Taliban confiscates biometrics systems and may punish those who helped US | Antivirus and Security

US President Joe Biden said in a statement that he has invested $1 trillion in US operations in Afghanistan. Part of that money went towards the purchase of biometric recognition devices, used by the Americans to register allies among the local population. Now the Taliban, which has regained control of the country, has captured readers capable of scanning the user’s irises and fingerprints, and can use them to have the reverse effect: that of chasing down traitors.

System that helped identify local US allies and collaborators in Afghanistan fell into Taliban hands (Image: ResoluteSupportMedia/Flickr)

Taliban have access to US allied biometric base

This week, the Taliban regained control of Afghanistan and, in doing so, harvested some loot from President Ashraf Ghani’s US-backed security forces. Members of the extremist organization were seen with stolen equipment and weapons.

But a report from The Intercept brought the information that the group had captured biometric scanners used by the American military.

The equipment is known as HIIDE (Handheld Interagency Identity Detection Equipment) and uses two biometric readers: one to catalog the iris and another for the fingerprints. In addition, it stores biographical information, and is used to access a large, centralized database of users.

HIIDE was used by the US to monitor thousands of Afghans a day, with the aim of identifying terrorists and insurgents, as well as cataloging who helped the US military; even badges were made for American allies in the country, according to sources at The Intercept.

The biometrics system was used to even identify Afghans who would like to work at the American embassy in Kabul, the country’s capital. “I don’t think anyone has thought about data privacy or the timing of the system [HIIDE] fall into the wrong hands,” says Welton Chang, executive director of technology at the NGO Human Rights First and a former US military intelligence officer.

NGO gives tips on how to circumvent biometrics

Human Rights First issued a document on Tuesday warning that the Taliban may have acquired the biometrics system used to distinguish US allies from enemies:

We understand that the Taliban likely have access to several biometric databases and equipment in Afghanistan, including those left behind by coalition forces. This technology likely includes access to a database of information obtained via fingerprint and iris scanner, and includes facial recognition technology. In general, it is very difficult to avoid recognition using biometric data.”

But the NGO provides some recommendations to avoid identification by biometric scanner, such as looking down: whenever the user enters the field of a camera that has a face reader, he should avoid looking directly at it. Thus, the device is not capable of capturing frames of the face — just a few pixels are collected for identification to be carried out.

Drug Raia's demand for digital from customers hurts the LGPD (Image: George Prentzas/ Unsplash)
It is risky and difficult to cheat system that collects the fingerprint (Image: George Prentzas/ Unsplash)

Another method to deceive facial biometrics, according to Human Rights First, is to modify parts of the face: mouth, jaw, eyes and nose. Any change can help when it goes unnoticed by facial readers — lots of makeup and plastic prostheses can help, but the NGO does not guarantee that they will be effective.

Bypassing iris or fingerprint readers is more difficult and risky. One way to trick palm or fingertip scanners is to dry your hand, or to press your finger too hard against the biometric scanner. Using a lens that is capable of changing the tint of the eye helps against devices used to identify the wearer’s iris.

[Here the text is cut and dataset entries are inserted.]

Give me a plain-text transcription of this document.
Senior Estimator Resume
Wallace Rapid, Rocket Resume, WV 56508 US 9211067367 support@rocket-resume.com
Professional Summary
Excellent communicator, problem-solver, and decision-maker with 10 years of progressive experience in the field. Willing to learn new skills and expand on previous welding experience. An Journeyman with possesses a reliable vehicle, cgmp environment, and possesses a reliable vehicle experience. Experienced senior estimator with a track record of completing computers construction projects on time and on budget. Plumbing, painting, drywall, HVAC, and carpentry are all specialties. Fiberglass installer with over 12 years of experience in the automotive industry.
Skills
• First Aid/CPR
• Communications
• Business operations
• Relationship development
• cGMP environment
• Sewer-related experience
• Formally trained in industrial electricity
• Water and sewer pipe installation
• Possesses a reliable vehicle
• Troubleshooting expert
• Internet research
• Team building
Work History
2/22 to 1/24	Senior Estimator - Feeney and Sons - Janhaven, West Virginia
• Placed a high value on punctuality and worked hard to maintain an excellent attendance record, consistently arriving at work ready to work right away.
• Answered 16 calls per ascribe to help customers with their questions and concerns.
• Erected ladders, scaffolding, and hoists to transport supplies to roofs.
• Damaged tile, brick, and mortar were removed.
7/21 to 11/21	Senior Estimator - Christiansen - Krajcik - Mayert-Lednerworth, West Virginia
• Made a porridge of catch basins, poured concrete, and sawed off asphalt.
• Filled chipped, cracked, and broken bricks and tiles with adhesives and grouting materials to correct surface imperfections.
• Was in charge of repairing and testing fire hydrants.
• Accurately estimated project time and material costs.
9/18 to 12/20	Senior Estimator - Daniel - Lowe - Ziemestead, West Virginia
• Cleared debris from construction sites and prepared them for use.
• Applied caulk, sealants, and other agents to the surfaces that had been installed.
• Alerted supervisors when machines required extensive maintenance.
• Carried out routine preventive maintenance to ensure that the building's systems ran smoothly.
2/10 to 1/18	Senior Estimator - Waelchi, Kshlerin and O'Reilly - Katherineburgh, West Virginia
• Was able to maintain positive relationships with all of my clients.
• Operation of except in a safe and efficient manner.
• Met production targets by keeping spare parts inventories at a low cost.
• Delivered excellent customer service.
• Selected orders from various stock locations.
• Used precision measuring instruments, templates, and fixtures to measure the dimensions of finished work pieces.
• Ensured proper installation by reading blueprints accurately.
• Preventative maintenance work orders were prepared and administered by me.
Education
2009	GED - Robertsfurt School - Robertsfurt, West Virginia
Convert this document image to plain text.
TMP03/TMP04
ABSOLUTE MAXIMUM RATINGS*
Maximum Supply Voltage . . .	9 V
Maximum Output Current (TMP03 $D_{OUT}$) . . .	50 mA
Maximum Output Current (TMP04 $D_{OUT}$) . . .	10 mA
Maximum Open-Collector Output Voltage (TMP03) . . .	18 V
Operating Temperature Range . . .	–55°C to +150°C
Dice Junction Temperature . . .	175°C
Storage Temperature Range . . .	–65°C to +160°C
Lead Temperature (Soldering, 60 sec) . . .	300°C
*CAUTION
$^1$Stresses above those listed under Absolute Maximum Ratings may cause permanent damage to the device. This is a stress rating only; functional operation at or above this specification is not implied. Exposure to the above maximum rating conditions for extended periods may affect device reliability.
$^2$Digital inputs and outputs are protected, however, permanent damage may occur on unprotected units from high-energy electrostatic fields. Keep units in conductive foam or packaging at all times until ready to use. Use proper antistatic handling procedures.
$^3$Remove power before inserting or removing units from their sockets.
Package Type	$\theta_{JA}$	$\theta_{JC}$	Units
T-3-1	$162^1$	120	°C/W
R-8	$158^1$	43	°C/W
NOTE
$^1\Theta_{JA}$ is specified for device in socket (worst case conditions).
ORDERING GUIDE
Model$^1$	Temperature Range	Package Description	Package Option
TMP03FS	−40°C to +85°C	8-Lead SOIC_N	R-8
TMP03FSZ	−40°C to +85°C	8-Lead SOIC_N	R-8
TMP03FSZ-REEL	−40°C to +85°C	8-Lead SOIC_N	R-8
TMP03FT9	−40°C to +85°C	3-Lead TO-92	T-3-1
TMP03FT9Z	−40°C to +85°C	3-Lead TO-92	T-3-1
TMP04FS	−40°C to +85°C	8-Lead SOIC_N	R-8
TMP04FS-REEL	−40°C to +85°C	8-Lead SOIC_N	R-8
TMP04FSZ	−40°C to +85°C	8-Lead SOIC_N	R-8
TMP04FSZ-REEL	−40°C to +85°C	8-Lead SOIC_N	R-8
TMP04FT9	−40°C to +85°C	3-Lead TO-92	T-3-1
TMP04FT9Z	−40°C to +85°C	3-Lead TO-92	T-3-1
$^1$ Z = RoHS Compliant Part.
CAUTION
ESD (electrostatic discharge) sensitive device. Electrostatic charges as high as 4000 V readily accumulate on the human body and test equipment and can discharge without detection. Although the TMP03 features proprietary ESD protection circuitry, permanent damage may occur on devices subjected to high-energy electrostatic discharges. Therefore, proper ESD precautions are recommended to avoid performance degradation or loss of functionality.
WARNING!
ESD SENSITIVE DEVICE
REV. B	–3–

In Brazil, biometrics is present at airports and at Abis

In Brazil, biometric readers are on the rise: recently, airports started to use technology to identify Brazilians and facilitate the boarding of passengers on the Rio-São Paulo air bridge.

New facial biometric technology on the Rio-SP bridge (Image: Gustavo Rampini/Idemia)
New facial biometric technology on the Rio-SP bridge (Image: Gustavo Rampini/Idemia)

The Federal Police hired companies to help implement the Abis (Automated Biometric Identification Solution) system. The security agency intends to use the technology to identify around 50 million Brazilians in the initial phase of the project. If all goes well, in later stages he will be able to catalog the biometrics of almost the entire population. Entities questioned the system in a note to ANPD (National Data Protection Authority), claiming that the initiative creates a risk to security and privacy.